Background.— Migraine patients are at an increased risk for stroke, as well as other thromboembolic events. This warrants further study of the role of platelets in a proportion of migraine patients.
Objective.— To extend the “platelet hypothesis” using literature data and observations made in a rat model of shear stress-induced platelet aggregation. Such aggregation causes release of serotonin, leading to vasoconstriction during sufficiently strong aggregation and to long-lasting vasodilation when aggregation diminishes. This vasodilation also depends on nitric oxide and prostaglandin formation.
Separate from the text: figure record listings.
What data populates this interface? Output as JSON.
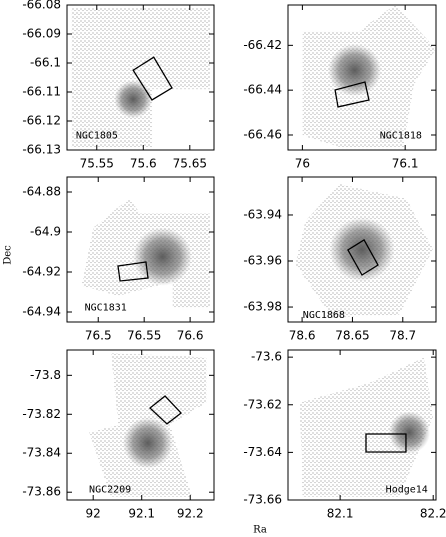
{
  "xlabel": "Ra",
  "ylabel": "Dec",
  "chart_data": [
    {
      "type": "scatter",
      "label": "NGC1805",
      "xlim": [
        75.518,
        75.676
      ],
      "ylim": [
        -66.13,
        -66.08
      ],
      "xticks": [
        75.55,
        75.6,
        75.65
      ],
      "yticks": [
        -66.08,
        -66.09,
        -66.1,
        -66.11,
        -66.12,
        -66.13
      ]
    },
    {
      "type": "scatter",
      "label": "NGC1818",
      "xlim": [
        75.986,
        76.13
      ],
      "ylim": [
        -66.4667,
        -66.402
      ],
      "xticks": [
        76,
        76.1
      ],
      "yticks": [
        -66.42,
        -66.44,
        -66.46
      ]
    },
    {
      "type": "scatter",
      "label": "NGC1831",
      "xlim": [
        76.466,
        76.626
      ],
      "ylim": [
        -64.945,
        -64.8725
      ],
      "xticks": [
        76.5,
        76.55,
        76.6
      ],
      "yticks": [
        -64.88,
        -64.9,
        -64.92,
        -64.94
      ]
    },
    {
      "type": "scatter",
      "label": "NGC1868",
      "xlim": [
        78.586,
        78.733
      ],
      "ylim": [
        -63.9865,
        -63.9235
      ],
      "xticks": [
        78.6,
        78.65,
        78.7
      ],
      "yticks": [
        -63.94,
        -63.96,
        -63.98
      ]
    },
    {
      "type": "scatter",
      "label": "NGC2209",
      "xlim": [
        91.946,
        92.249
      ],
      "ylim": [
        -73.864,
        -73.787
      ],
      "xticks": [
        92,
        92.1,
        92.2
      ],
      "yticks": [
        -73.8,
        -73.82,
        -73.84,
        -73.86
      ]
    },
    {
      "type": "scatter",
      "label": "Hodge14",
      "xlim": [
        82.044,
        82.203
      ],
      "ylim": [
        -73.66,
        -73.597
      ],
      "xticks": [
        82.1,
        82.2
      ],
      "yticks": [
        -73.6,
        -73.62,
        -73.64,
        -73.66
      ]
    }
  ]
}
Results.— A role for platelet aggregation in a number of migraineurs is indicated by reports of an increased platelet activity during attacks and favorable effects of antiplatelet medication. We hypothesize that in those patients, a migraine attack with or without aura may both be caused by a rise in platelet-released plasma serotonin, albeit at different concentration. At high concentrations, serotonin may cause vasoconstriction and, consequently, the neuronal signs of aura, whereas at low concentrations, it may already stimulate perivascular pain fibers and cause vasodilation via local formation of nitric oxide, prostaglandins, and neuropeptides. Platelet aggregation may be unilaterally evoked by elevated shear stress in a stenotic cervico-cranial artery, by reversible vasoconstriction or by other cardiovascular abnormality, eg, a symptomatic patent foramen ovale. This most likely occurs when a migraine trigger has further enhanced platelet aggregability; literature shows that many triggers either stimulate platelets directly or reduce endogenous platelet antagonists like prostacyclin.
Conclusion.— New strategies for migraine medication and risk reduction of stroke are suggested.